Every major city with at least some reasonable vantage point, has been, at one time or another, a subject of photographic panorama, but Cincinnati, due to it's specific topography ― a city set in a gently bending river valley surrounded by hills ― has been a particularly attractive subject for the medium.
Here are several early examples:
More recent examples, which are not at all hard to find, are left as an excercise to the reader.
1. Porter and Fontayne’s daguerrotype is covered in more detail in this previous post.
2. John W. Winder learned photography in Massachusetts and later relocated to Cincinnati. He operated a photography studio, at various addresses, from 1855―1876. In adition to the standard daguerrotype portraits, carte-de-visits and cabinet cards, he shot many Cincinnati landmarks, including these panoramas.
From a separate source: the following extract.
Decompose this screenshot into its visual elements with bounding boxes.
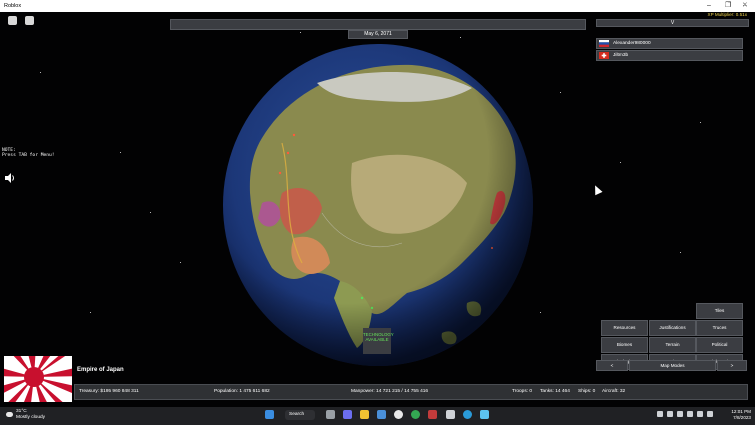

Sometime after 1876 he moved to New Orleans, where he became a full-time beekeeper. He was one of the first to raise and advertise for sale queen bees. He died at the age of 71 on 8 Apr 1900, according to his son A. T., of bronchitis. See: Gleanings in Bee Culture XXVIII;6. 15 Mar 1900. 318.
3. This, and all subsequent images, were taken from the Library of Congress American Memory Panoramic Photograph Collection, which has much larger versions of these photographs.